Crossley’s Half-Battery of heavy artillery, a militia unit brought into service in response to the Confederate invasion of Pennsylvania, mustered out at the end of September. That leaves only Ahl’s Heavy Artillery Company, which was actually listed on the previous quarter summary, to discuss. Though listed as heavy artillery, Ahl’s company was in reality a guard force for prisoners held at Fort Delaware. Immigrants and galvanized Confederates dominated the ranks. Given the nature of Ahl’s service and assignments, I can understand the exclusion from the summaries.
Moving on to the ammunition reported, we skip past the smoothbore columns to the Hotchkiss:
- 1st Battery: 3 Hotchkiss time fuse shell for 3-inch rifles.
- 1st Battery: 299 Hotchkiss percussion fuse shell, 166 Hotchiss case (bullet) shell, and 142 Hotchkiss canister for 3-inch rifles.

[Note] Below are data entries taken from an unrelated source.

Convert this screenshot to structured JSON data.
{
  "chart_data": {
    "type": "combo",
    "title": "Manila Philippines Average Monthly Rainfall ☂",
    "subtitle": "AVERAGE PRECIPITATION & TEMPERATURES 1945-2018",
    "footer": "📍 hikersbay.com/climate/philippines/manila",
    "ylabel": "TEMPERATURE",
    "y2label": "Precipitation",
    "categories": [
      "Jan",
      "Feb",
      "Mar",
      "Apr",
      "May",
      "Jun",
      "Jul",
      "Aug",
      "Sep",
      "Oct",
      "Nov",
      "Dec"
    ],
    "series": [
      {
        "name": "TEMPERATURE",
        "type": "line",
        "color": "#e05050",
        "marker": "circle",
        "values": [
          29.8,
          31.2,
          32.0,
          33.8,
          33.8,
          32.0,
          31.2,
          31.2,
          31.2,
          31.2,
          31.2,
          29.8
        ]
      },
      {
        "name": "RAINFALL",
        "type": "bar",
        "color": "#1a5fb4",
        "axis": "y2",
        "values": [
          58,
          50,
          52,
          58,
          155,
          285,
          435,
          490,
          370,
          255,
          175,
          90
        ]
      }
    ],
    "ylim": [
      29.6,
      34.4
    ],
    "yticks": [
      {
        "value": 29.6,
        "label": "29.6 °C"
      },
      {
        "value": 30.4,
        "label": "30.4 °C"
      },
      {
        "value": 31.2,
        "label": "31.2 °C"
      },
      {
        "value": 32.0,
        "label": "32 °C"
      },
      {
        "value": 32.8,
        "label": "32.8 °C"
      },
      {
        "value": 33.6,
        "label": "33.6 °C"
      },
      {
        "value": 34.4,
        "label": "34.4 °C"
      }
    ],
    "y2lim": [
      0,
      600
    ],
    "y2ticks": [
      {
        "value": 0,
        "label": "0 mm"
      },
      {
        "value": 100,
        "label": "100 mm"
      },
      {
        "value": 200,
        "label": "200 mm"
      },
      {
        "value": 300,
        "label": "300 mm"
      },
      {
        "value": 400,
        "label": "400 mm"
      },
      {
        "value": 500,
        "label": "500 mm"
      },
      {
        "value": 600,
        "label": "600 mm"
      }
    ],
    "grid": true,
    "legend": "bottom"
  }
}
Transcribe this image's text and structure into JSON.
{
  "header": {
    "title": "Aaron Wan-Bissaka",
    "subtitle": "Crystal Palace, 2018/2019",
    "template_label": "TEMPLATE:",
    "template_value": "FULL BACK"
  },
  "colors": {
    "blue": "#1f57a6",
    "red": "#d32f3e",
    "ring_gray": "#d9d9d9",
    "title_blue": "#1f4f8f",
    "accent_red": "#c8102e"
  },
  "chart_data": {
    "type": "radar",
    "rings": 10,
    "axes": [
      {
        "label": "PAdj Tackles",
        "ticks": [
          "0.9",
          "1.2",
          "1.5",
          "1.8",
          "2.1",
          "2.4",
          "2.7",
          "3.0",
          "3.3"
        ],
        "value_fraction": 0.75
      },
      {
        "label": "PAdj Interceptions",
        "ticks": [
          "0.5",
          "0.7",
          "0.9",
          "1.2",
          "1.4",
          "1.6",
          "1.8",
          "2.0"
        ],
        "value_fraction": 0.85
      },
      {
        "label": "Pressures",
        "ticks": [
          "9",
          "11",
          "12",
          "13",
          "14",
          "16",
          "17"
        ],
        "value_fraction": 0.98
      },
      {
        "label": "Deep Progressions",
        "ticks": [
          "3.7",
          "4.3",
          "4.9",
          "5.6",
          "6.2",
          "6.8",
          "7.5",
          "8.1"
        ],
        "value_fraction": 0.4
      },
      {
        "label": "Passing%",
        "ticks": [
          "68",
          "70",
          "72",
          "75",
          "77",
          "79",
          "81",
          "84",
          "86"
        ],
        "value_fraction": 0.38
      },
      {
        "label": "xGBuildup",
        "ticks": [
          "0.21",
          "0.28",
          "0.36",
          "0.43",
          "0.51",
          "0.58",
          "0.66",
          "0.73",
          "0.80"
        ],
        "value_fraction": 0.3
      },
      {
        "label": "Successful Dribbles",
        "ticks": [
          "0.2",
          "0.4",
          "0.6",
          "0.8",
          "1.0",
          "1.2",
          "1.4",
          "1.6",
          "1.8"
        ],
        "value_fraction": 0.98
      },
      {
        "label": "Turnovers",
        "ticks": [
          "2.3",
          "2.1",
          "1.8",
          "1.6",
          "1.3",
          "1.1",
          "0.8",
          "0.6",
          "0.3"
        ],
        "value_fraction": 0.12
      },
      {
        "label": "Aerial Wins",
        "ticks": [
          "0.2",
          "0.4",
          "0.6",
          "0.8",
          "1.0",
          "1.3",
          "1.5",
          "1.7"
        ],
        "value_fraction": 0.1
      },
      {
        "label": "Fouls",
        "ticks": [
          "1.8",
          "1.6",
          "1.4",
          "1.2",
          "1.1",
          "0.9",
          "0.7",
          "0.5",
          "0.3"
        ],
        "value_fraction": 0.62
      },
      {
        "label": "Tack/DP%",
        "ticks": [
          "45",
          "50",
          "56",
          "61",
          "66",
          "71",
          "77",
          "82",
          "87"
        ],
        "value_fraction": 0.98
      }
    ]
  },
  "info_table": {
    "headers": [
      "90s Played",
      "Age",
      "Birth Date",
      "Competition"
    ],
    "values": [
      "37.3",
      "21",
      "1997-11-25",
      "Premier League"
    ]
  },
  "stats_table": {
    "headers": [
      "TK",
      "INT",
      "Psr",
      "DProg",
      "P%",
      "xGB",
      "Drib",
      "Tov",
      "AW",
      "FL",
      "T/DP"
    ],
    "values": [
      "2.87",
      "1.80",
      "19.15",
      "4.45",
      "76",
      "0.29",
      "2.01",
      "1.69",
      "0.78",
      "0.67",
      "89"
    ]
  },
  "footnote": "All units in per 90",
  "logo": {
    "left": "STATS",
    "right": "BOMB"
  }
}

Moving on to the Schenkl columns:
- 1st Battery: 487 Schenkl case shot for 3-inch rifles.
For small arms reported:
- 1st Battery: Seventeen army revolvers and twenty-eight horse artillery sabers.
Now to the cartridge bags, powder, fuses, and primers:
- 1st Battery: 90 cartridge bags for 3-inch rifles.

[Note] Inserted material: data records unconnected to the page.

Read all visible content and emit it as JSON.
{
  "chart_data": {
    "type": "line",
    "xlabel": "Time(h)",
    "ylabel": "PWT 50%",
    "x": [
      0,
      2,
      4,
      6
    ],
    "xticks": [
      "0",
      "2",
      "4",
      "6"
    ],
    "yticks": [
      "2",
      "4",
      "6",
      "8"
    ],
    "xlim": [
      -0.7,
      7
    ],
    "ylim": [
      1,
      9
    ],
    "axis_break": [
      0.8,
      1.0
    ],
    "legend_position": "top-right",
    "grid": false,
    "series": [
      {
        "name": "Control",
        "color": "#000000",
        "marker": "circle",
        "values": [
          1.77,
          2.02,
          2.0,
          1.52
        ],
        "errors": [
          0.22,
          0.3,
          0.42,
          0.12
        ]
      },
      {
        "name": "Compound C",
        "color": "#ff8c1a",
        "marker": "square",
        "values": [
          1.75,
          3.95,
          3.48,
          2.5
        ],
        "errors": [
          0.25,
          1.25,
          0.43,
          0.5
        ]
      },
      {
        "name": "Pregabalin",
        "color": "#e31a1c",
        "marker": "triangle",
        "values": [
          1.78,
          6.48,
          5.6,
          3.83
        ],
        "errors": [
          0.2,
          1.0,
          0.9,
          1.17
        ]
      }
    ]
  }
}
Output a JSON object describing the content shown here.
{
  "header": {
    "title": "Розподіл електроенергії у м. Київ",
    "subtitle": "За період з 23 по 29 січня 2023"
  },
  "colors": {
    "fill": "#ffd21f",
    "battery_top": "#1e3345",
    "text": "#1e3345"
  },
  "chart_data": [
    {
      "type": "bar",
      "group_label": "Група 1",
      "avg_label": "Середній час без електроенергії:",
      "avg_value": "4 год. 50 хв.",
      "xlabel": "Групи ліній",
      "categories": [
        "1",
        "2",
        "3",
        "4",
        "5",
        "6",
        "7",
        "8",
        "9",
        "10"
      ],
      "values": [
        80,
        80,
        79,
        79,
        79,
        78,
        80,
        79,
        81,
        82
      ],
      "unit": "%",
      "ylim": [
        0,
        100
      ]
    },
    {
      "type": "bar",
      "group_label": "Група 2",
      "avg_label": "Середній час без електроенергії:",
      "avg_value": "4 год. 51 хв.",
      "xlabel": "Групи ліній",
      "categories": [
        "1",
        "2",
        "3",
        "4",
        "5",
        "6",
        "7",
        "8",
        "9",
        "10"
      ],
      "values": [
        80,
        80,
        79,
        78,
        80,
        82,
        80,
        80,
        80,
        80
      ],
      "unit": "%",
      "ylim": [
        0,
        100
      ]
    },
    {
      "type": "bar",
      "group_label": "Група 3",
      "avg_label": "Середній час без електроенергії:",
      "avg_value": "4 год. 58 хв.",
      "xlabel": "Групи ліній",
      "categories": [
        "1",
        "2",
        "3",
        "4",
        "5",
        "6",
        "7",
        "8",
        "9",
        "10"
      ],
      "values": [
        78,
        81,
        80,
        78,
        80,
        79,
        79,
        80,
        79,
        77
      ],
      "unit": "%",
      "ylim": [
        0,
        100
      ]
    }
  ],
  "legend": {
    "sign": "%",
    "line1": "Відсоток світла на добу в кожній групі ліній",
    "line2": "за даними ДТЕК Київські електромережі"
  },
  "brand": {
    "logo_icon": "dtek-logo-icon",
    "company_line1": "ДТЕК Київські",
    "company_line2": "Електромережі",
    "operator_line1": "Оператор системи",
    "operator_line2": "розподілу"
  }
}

- 1st Battery: 242 cartridges for army revolvers, 401 friction primers, 50 yards of slow match, and 140 percussion caps for pistols.
The Delaware artillerists under Niels had ample time to get their drill correct. And they would put that to good use in the following year. Their luggage would very shortly have tags for New Orleans and various river ports on the Red River and Mississippi River.